The vodka felt like molten metal in his stomach.
From the crown of the Sparrow Hills, he could see the valley of the Moskva River, fields of vegetables, Tikhvinski Church, the Novo-Dyevitchi Convent and to the right, on the wooded slopes of the river, the Merchants’ Poor House. It all looked very peaceful in the evening haze.
The Ukrainian took a rambling route as though trying to confuse anyone following. In the outlying suburbs where the Tartars had once lived men were coming home from work to wives and children standing at the doors of houses surrounded by wooden fences threaded with dog roses. The homecomings had an ordered rhythm to them that soothed Viktor’s doubts. The proposition that he was being taken to a mass execution became ludicrous. And yet … Why had Anna gone to such elaborate lengths? What possible motive could the Ukrainian have for taking him on this confusing journey? Perhaps some bizarre mime would be staged; perhaps they would claim they had missed the killing and show him some bloodstains. Well, they would have to do better than that.
‘Another nip?’ The Ukrainian handed back the flask, silver with a family crest engraved on it. Viktor took another sip; if the Ukrainian was trying to get him drunk he had another think coming. But the liquor did embolden him to ask: ‘What sort of farce is this that we’re acting?’
The Ukrainian laughed, massaging the bristles on his scalp. There were a couple of incipient creases on his neck; he wasn’t so young. ‘A tragedy,’ he said, ‘not a farce. Grand Guignol.’
‘You don’t seem to be taking it too tragically.’
‘That way lies madness.’
‘And how do you know about these … alleged executions?’

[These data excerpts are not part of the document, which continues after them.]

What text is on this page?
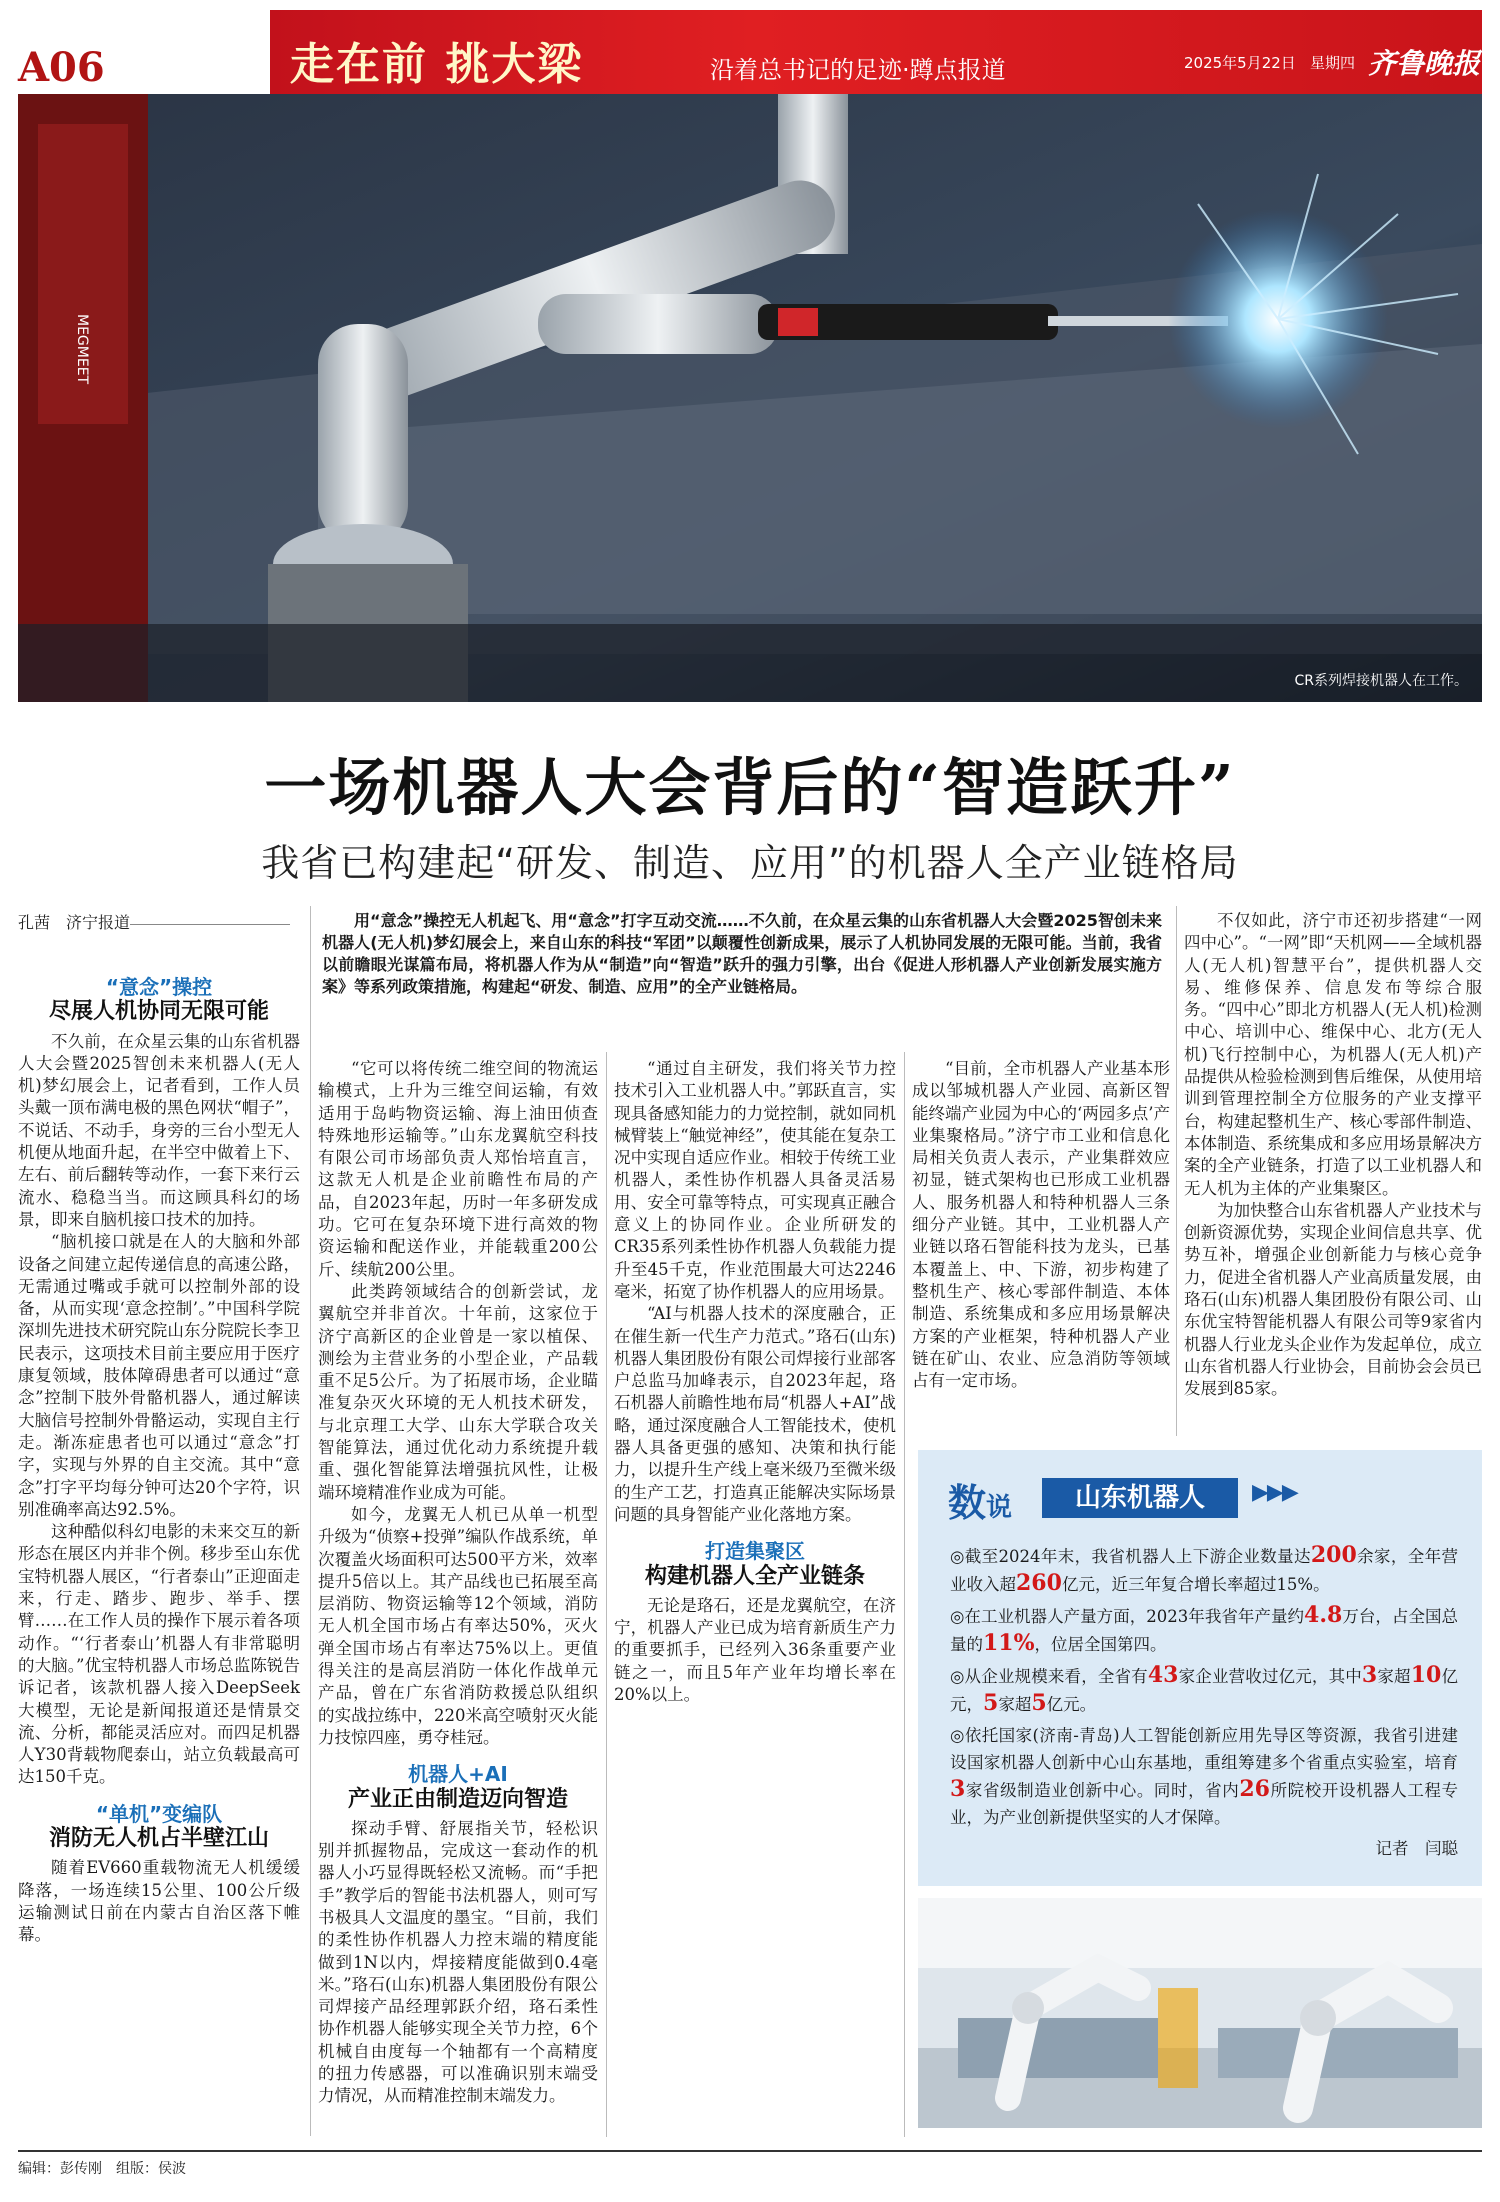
A06	走在前 挑大梁	沿着总书记的足迹·蹲点报道	2025年5月22日 星期四 齐鲁晚报
MEGMEET
CR系列焊接机器人在工作。
一场机器人大会背后的“智造跃升”
我省已构建起“研发、制造、应用”的机器人全产业链格局
孔茜　济宁报道	用“意念”操控无人机起飞、用“意念”打字互动交流……不久前，在众星云集的山东省机器人大会暨2025智创未来机器人(无人机)梦幻展会上，来自山东的科技“军团”以颠覆性创新成果，展示了人机协同发展的无限可能。当前，我省以前瞻眼光谋篇布局，将机器人作为从“制造”向“智造”跃升的强力引擎，出台《促进人形机器人产业创新发展实施方案》等系列政策措施，构建起“研发、制造、应用”的全产业链格局。

“意念”操控
尽展人机协同无限可能

不久前，在众星云集的山东省机器人大会暨2025智创未来机器人(无人机)梦幻展会上，记者看到，工作人员头戴一顶布满电极的黑色网状“帽子”，不说话、不动手，身旁的三台小型无人机便从地面升起，在半空中做着上下、左右、前后翻转等动作，一套下来行云流水、稳稳当当。而这顾具科幻的场景，即来自脑机接口技术的加持。

“脑机接口就是在人的大脑和外部设备之间建立起传递信息的高速公路，无需通过嘴或手就可以控制外部的设备，从而实现‘意念控制’。”中国科学院深圳先进技术研究院山东分院院长李卫民表示，这项技术目前主要应用于医疗康复领域，肢体障碍患者可以通过“意念”控制下肢外骨骼机器人，通过解读大脑信号控制外骨骼运动，实现自主行走。渐冻症患者也可以通过“意念”打字，实现与外界的自主交流。其中“意念”打字平均每分钟可达20个字符，识别准确率高达92.5%。

这种酷似科幻电影的未来交互的新形态在展区内并非个例。移步至山东优宝特机器人展区，“行者泰山”正迎面走来，行走、踏步、跑步、举手、摆臂……在工作人员的操作下展示着各项动作。“‘行者泰山’机器人有非常聪明的大脑。”优宝特机器人市场总监陈锐告诉记者，该款机器人接入DeepSeek大模型，无论是新闻报道还是情景交流、分析，都能灵活应对。而四足机器人Y30背载物爬泰山，站立负载最高可达150千克。

“单机”变编队
消防无人机占半壁江山

随着EV660重载物流无人机缓缓降落，一场连续15公里、100公斤级运输测试日前在内蒙古自治区落下帷幕。

“它可以将传统二维空间的物流运输模式，上升为三维空间运输，有效适用于岛屿物资运输、海上油田侦查特殊地形运输等。”山东龙翼航空科技有限公司市场部负责人郑怡培直言，这款无人机是企业前瞻性布局的产品，自2023年起，历时一年多研发成功。它可在复杂环境下进行高效的物资运输和配送作业，并能载重200公斤、续航200公里。

此类跨领域结合的创新尝试，龙翼航空并非首次。十年前，这家位于济宁高新区的企业曾是一家以植保、测绘为主营业务的小型企业，产品载重不足5公斤。为了拓展市场，企业瞄准复杂灭火环境的无人机技术研发，与北京理工大学、山东大学联合攻关智能算法，通过优化动力系统提升载重、强化智能算法增强抗风性，让极端环境精准作业成为可能。

如今，龙翼无人机已从单一机型升级为“侦察+投弹”编队作战系统，单次覆盖火场面积可达500平方米，效率提升5倍以上。其产品线也已拓展至高层消防、物资运输等12个领域，消防无人机全国市场占有率达50%，灭火弹全国市场占有率达75%以上。更值得关注的是高层消防一体化作战单元产品，曾在广东省消防救援总队组织的实战拉练中，220米高空喷射灭火能力技惊四座，勇夺桂冠。

机器人+AI
产业正由制造迈向智造

探动手臂、舒展指关节，轻松识别并抓握物品，完成这一套动作的机器人小巧显得既轻松又流畅。而“手把手”教学后的智能书法机器人，则可写书极具人文温度的墨宝。“目前，我们的柔性协作机器人力控末端的精度能做到1N以内，焊接精度能做到0.4毫米。”珞石(山东)机器人集团股份有限公司焊接产品经理郭跃介绍，珞石柔性协作机器人能够实现全关节力控，6个机械自由度每一个轴都有一个高精度的扭力传感器，可以准确识别末端受力情况，从而精准控制末端发力。

“通过自主研发，我们将关节力控技术引入工业机器人中。”郭跃直言，实现具备感知能力的力觉控制，就如同机械臂装上“触觉神经”，使其能在复杂工况中实现自适应作业。相较于传统工业机器人，柔性协作机器人具备灵活易用、安全可靠等特点，可实现真正融合意义上的协同作业。企业所研发的CR35系列柔性协作机器人负载能力提升至45千克，作业范围最大可达2246毫米，拓宽了协作机器人的应用场景。

“AI与机器人技术的深度融合，正在催生新一代生产力范式。”珞石(山东)机器人集团股份有限公司焊接行业部客户总监马加峰表示，自2023年起，珞石机器人前瞻性地布局“机器人+AI”战略，通过深度融合人工智能技术，使机器人具备更强的感知、决策和执行能力，以提升生产线上毫米级乃至微米级的生产工艺，打造真正能解决实际场景问题的具身智能产业化落地方案。

打造集聚区
构建机器人全产业链条

无论是珞石，还是龙翼航空，在济宁，机器人产业已成为培育新质生产力的重要抓手，已经列入36条重要产业链之一，而且5年产业年均增长率在20%以上。

“目前，全市机器人产业基本形成以邹城机器人产业园、高新区智能终端产业园为中心的‘两园多点’产业集聚格局。”济宁市工业和信息化局相关负责人表示，产业集群效应初显，链式架构也已形成工业机器人、服务机器人和特种机器人三条细分产业链。其中，工业机器人产业链以珞石智能科技为龙头，已基本覆盖上、中、下游，初步构建了整机生产、核心零部件制造、本体制造、系统集成和多应用场景解决方案的产业框架，特种机器人产业链在矿山、农业、应急消防等领域占有一定市场。

不仅如此，济宁市还初步搭建“一网四中心”。“一网”即“天机网——全域机器人(无人机)智慧平台”，提供机器人交易、维修保养、信息发布等综合服务。“四中心”即北方机器人(无人机)检测中心、培训中心、维保中心、北方(无人机)飞行控制中心，为机器人(无人机)产品提供从检验检测到售后维保，从使用培训到管理控制全方位服务的产业支撑平台，构建起整机生产、核心零部件制造、本体制造、系统集成和多应用场景解决方案的全产业链条，打造了以工业机器人和无人机为主体的产业集聚区。

为加快整合山东省机器人产业技术与创新资源优势，实现企业间信息共享、优势互补，增强企业创新能力与核心竞争力，促进全省机器人产业高质量发展，由珞石(山东)机器人集团股份有限公司、山东优宝特智能机器人有限公司等9家省内机器人行业龙头企业作为发起单位，成立山东省机器人行业协会，目前协会会员已发展到85家。

数说	山东机器人	▶▶▶

◎截至2024年末，我省机器人上下游企业数量达200余家，全年营业收入超260亿元，近三年复合增长率超过15%。

◎在工业机器人产量方面，2023年我省年产量约4.8万台，占全国总量的11%，位居全国第四。

◎从企业规模来看，全省有43家企业营收过亿元，其中3家超10亿元，5家超5亿元。

◎依托国家(济南-青岛)人工智能创新应用先导区等资源，我省引进建设国家机器人创新中心山东基地，重组筹建多个省重点实验室，培育3家省级制造业创新中心。同时，省内26所院校开设机器人工程专业，为产业创新提供坚实的人才保障。

记者　闫聪

编辑：彭传刚　组版：侯波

‘Because, my dear Viktor, I have become a desk-bound soldier, a military clerk, after being wounded in a skirmish with the Japanese. But a clerk with a difference. I was considered bright enough to be enrolled in military intelligence known to one and all as the GRU. Do you know how the GRU came into existence?’
‘It seems irrelevant.’
‘But then you wouldn’t know, would you, because it was born of defeat and defeats don’t have any place in our history books.’ He swung the old car round a bend in a dirt road, sending up a cloud of dust. ‘In 1920 the Poles invaded the Soviet Union and stormed through my country. The Ukraine, that is,’ he explained. ‘They were thrown out eventually; then Lenin made a mistake.’ He turned his head and grinned. ‘Heresy, Viktor Golovin? But a mistake it certainly was. His intelligence, the Cheka Registry Department, got it all wrong and told him the Poles were ripe for revolution. As ripe as green apples as it turned out. The Red Army attacked Poland and got torn to ribbons for their pains. As a result the GRU was formed and a certain Yan Karlovich Berzin was put in charge.’
Viktor said: ‘What’s all this got to do with executions?’
‘The GRU is in charge of military purges, even though we’re only a branch of the Secret Police, the NKVD. The NKVD itself didn’t do too badly in the purging business under a gentleman named Genrikh Grigorevich Yagoda. But apparently he didn’t purge quite diligently enough and he was shot in Lubyanka Prison. Now they have a fellow named Nikolai Yezhov in charge. He’s doing a good job – seeing off about thirty a day, they estimate – but it’s only a question of time before they cart him off to Lubyanka.’
‘I don’t believe any of this,’ Viktor said.